Nuevo Culture

Paradis Perdus Launches With 100% Recycled Cashmere Sweaters—And a New Vision of Sustainability

Photo: Courtesy of Paradis Perdus
Photo: Courtesy of Paradis Perdus

This year pushed the fashion industry to finally get serious about sustainability. Brands, designers, and corporations are signing ambitious pledges, investing in circular solutions, and endorsing secondhand and resale in a big way. The inevitable side effect of all that interest, of course, is that words like sustainable, organic, and eco are suddenly everywhere, to the point where they’ve lost their meaning. The real damage is to the consumer: A retailer might label a 100% organic cotton sweater as “sustainable,” but one doesn’t necessarily equal the other. Organic cotton still requires massive amounts of water to grow, for starters. That retailer probably isn’t telling you how many planes that sweater traveled on, or how the workers were treated in the factory, or what kinds of farming practices were used on the cotton fields.

Real sustainability—the kind that will actually move the needle—is a lot more complicated. It’s a realization French designer Thomas Poli came to after a decade working for New York and Paris fashion labels, where he found most people are fairly “clueless” about their supply chains. “I was always amazed that no one cared where things were coming from,” he says. “Every year, 150 million trees are logged just to make viscose, but we think viscose is good because it’s natural. We’re still destroying the planet,” he adds. “The deforestation involved in cotton farming is insane, too—in 15 years, we will have transformed 45% more wild space into farmable space, just for cotton fields.”

Poli’s solution was to start a brand of his own with a few friends in New York, one that would take its full impact into account—starting with materials that already exist. Launching today, Paradis Perdus (French for “lost paradise”) is a knitwear label made entirely of recycled materials, namely cashmere, wool, and cotton. Poli and his team went through entire warehouses of old cashmere sweaters to find the right colors and textures, then had them taken apart and re-spun into new yarns. The results are as luxe as any brand-new knits you’d find, without the unintended question marks over its supply chain. “What’s amazing is, there are already so many garments out there,” Poli points out. “We’re using what we have, we’re regenerating it, we’re transforming it…. There’s more than enough to produce new garments for the next decade using just what we have today.”

More than 75% of fashion’s carbon footprint is in textile production, so by only using existing fibers, Paradis Perdus has already reduced its impact dramatically. The sweaters also come with a long list of certifications, like the Global Recycled Standard, which verifies a garment’s recycled content, and REMOkey, which calculates a brand’s savings on carbon emissions, water, and energy.

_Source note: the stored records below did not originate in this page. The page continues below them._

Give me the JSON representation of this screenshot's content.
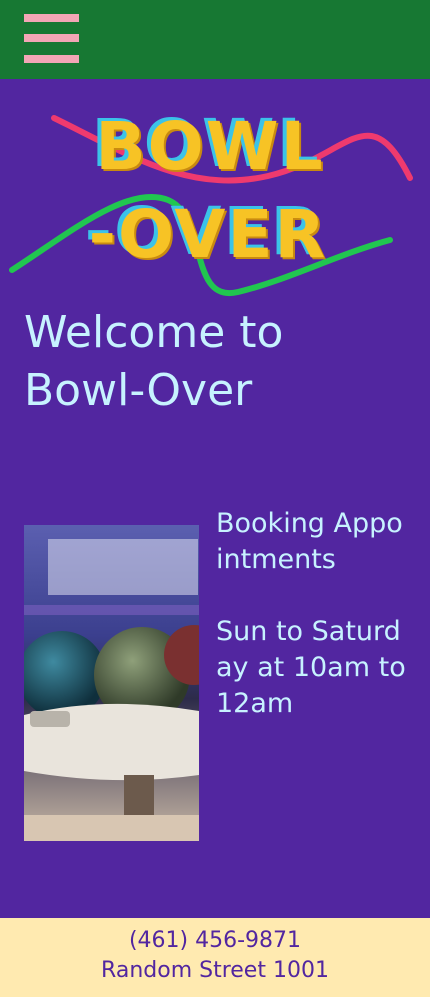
{
  "header": {
    "menu_icon": "hamburger-menu-icon",
    "menu_color": "#f3a6b6",
    "background": "#177833"
  },
  "logo": {
    "line1": "BOWL",
    "line2": "-OVER",
    "fill_color": "#f7c325",
    "outline_color": "#3bc3e8",
    "squiggle_colors": [
      "#ef3a6e",
      "#21c650"
    ]
  },
  "hero": {
    "title": "Welcome to Bowl-Over"
  },
  "content": {
    "image_alt": "bowling-balls-photo",
    "booking_label": "Booking Appointments",
    "hours": "Sun to Saturday at 10am to 12am"
  },
  "footer": {
    "phone": "(461) 456-9871",
    "address": "Random Street 1001",
    "background": "#ffeab0"
  },
  "theme": {
    "page_background": "#5226a0",
    "text_color": "#c7f2ff"
  }
}
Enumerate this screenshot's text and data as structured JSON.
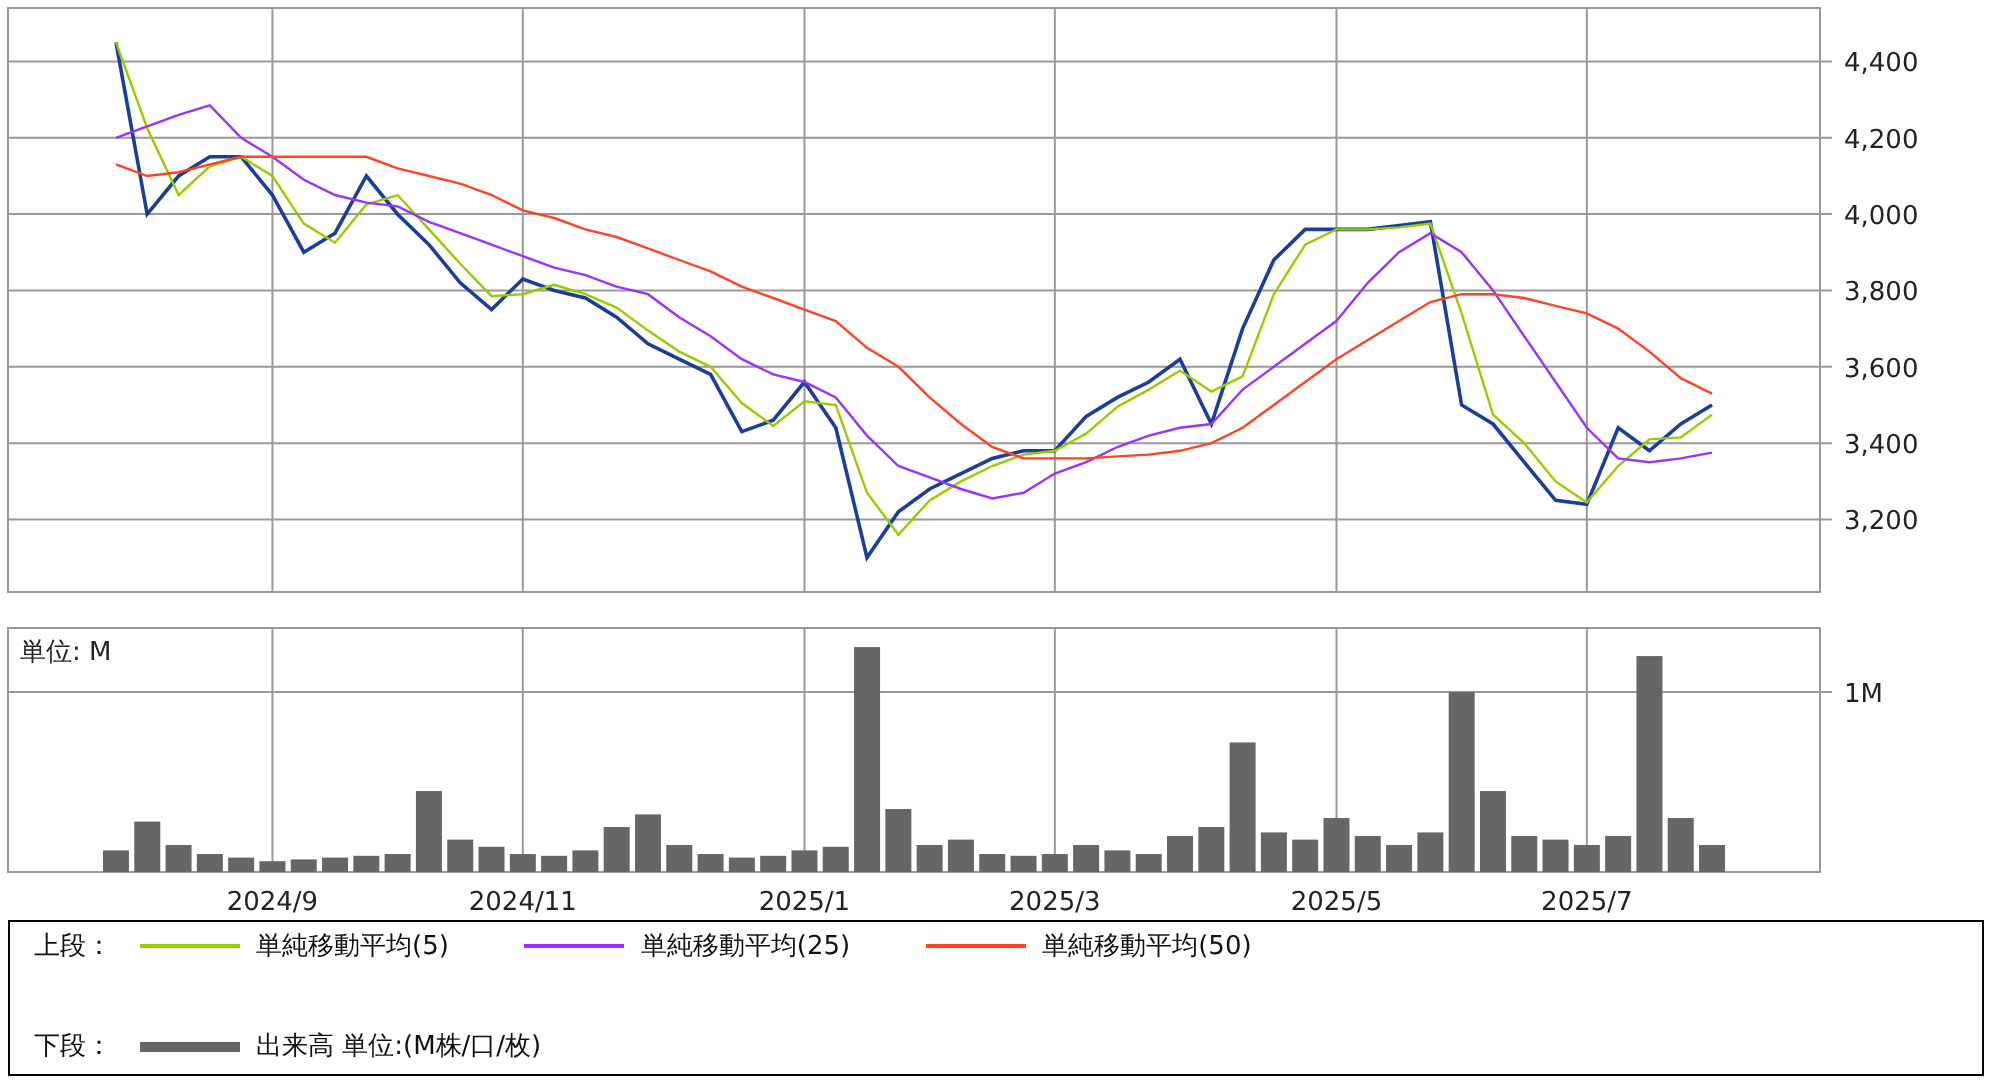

Customers can access a full rundown of Paradis Perdus’s certifications via a QR code on its sweaters’ garment tags. For the impacts the brand can’t avoid—i.e., spinning the cashmere into new yarns, shipping the garments to customers—it has partnered with 1% For the Planet and Carbonfund.org to offset those emissions, namely through reforestation efforts and replacing oil stoves with solar panels in Uganda.

Photo: Courtesy of Paradis Perdus
Photo: Courtesy of Paradis Perdus

Virtues aside, the sweaters also happen to be cozy and mood-lifting, with classic motifs like marinière stripes and Fair Isle graphics tweaked with vivid shades of pink, violet, and cherry. They’re also unisex; the brand’s website shows each knit on a male and female model, from neutral ivory and camel turtlenecks to traditionally “feminine” shades of blush. (On our Zoom call, Poli was wearing the striking geometric pullover in burgundy and rose wool.) “Everything is meant to be sharable,” Poli says. “We wanted to make something cozy and something you can enjoy, like little ‘candies’ you can grab. It’s a little bit like ‘sparking joy’—we want it to be like a candy, something you really want.”

Comfortable, classic, and ideal for Zoom calls, they’re undeniably right for the moment—and would make sweet holiday gifts. You can order the sweaters directly from the Paradis Perdus website (along with recycled cotton T-shirts to layer underneath), and they’ll be available exclusively on Net-a-Porter from December 14. “I hope this will be a way to show other brands that we can make a change now,” Poli adds. “Not in 2030, and not with the targets you show your board. If we can do this with very little money, then bigger brands can do it too, and much faster. There are no more excuses. It might take a little [hit] on the margins, and it might take a little more time, and it might mean less diversity in the materials. But who needs all of those crazy technical fabrics? We can be creative without them,” he continues. “We all love fashion, but we can do it in a better way.”